Les coûts de unités de puissance clientes et de la recherche pour les intégrer efficacement étaient si élevés pour certaines équipes que les dirigeants de la F1 avaient même considéré autoriser une équivalence de moteurs en laissant certains teams utiliser des V8, au lieu de passer aux nouveaux blocs disposant de leur propre système de récupération et restitution d’énergie.

Bien entendu, cette option était soutenue par certaines équipes craignant de ne pas pouvoir allouer les budgets nécessaires aux autres secteurs de dépense, mais le lobbying des motoristes et teams d’usine devant investir massivement dans le développement des moteurs en question ne l’entendait pas de cette oreille : pour eux, la viabilité financière du projet dépendait directement du fait de disposer de plusieurs clients sur la grille à facturer plus de 25 millions par saison. Et évidemment, de voir l’ensemble de la grille adopter le même type de moteur pour des raisons basiques d’équité sportive.

La tension politique à son comble

En arrivant à Monaco, en mai 2011, la tension à ce sujet était importante. Jean Todt, Président de la FIA, avait fait savoir son ouverture d’esprit à l’idée de la mise en place d’une équivalence moteur, tout en précisant qu’il ne s’agissait là que d’un compromis pour une première année et que le saut aux nouveaux blocs devrait de toute façon intervenir en seconde année.

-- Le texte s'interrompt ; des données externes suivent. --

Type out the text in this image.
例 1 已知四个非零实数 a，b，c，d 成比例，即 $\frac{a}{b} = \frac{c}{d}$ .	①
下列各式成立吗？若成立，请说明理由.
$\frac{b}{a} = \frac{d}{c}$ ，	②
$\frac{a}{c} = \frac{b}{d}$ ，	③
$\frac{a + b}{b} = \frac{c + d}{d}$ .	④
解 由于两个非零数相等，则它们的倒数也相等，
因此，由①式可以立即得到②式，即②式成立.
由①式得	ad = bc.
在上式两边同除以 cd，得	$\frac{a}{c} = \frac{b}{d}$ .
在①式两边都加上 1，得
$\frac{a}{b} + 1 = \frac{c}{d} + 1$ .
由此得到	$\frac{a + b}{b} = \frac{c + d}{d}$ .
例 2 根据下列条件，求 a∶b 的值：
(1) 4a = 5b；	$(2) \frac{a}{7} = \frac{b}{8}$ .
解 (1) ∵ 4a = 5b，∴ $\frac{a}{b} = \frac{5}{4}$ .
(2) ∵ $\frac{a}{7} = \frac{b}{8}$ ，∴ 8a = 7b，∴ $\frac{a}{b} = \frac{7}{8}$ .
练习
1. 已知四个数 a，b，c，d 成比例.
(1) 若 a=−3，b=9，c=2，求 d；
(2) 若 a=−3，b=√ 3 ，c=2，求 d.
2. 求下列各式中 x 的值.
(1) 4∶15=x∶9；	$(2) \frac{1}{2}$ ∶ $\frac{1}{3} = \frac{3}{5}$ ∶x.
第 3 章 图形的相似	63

L’objectif du Président de la FIA était dans un premier temps de satisfaire les motoristes en validant un changement de moteur et permettant à ceux-ci de commencer à lancer leurs longs programmes de R&D et conception ; et de permettre aux équipes clientes de disposer du temps et des ressources nécessaires à cette transition marquante.

Mais un tel scénario ne plaisait guère à nombre de dirigeants d’équipe, fortement soutenus par les motoristes qu’étaient Mercedes, Ferrari, Renault et Cosworth, jugeant que l’estimation même de cette équivalence était impossible à réaliser et que ce qui était en cours de réalisation en WEC ne pouvait connaître d’application concrète et sensée en Formule 1 - sans parler des problèmes d’image et de retombées commerciales engendrés auprès des fans par la mise en scène de technologies si différentes dans le pinacle du sport auto.

"Je ne vois honnêtement pas les V8 rouler en même temps que les nouveaux moteurs", commentait ainsi fermement Éric Boullier (Lotus-Renault), en réponse à la proposition de Todt. "C’est trop extrême, et équilibrer la performance serait un cauchemar et génèrerait de réels maux de tête pour la FIA. Je pense que c’était, comme l’a dit Bernie [Ecclestone], une belle offre de Jean Todt que d’essayer de trouver un compromis, mais je pense que les motoristes doivent voir s’ils veulent vraiment faire ça. Et au final, il nous faut une décision technique car c’est un peu perturbant pour tout le monde."

Des propos qui avaient été suivis par l’envoi de nombreuses lettres à la FIA de la part de tous les motoristes engagés en F1, faisant bloc face à l’équivalence. Le moteur V6 1.6L hybride arriva bien en 2014 et fut le seul type de propulseur autorisé sur la grille ; certains compromis sur les limites à l’escalade des coûts de développement ont été acceptés afin de ne pas faire encore plus monter la note de fourniture aux équipes indépendantes, sous la forme de jetons de développement, au nombre et à l’usage limités.

Le moteur V6 hybride demeurera le seul moyen de propulsion en F1 avec la nouvelle ère de règlement technique adoptée pour la saison 2017, où les changements concerneront plus d’autres facteurs de performance des autos, comme leur empattement, les pneus, et les méthodes de mesure de certains éléments générateurs d’appuis conséquents.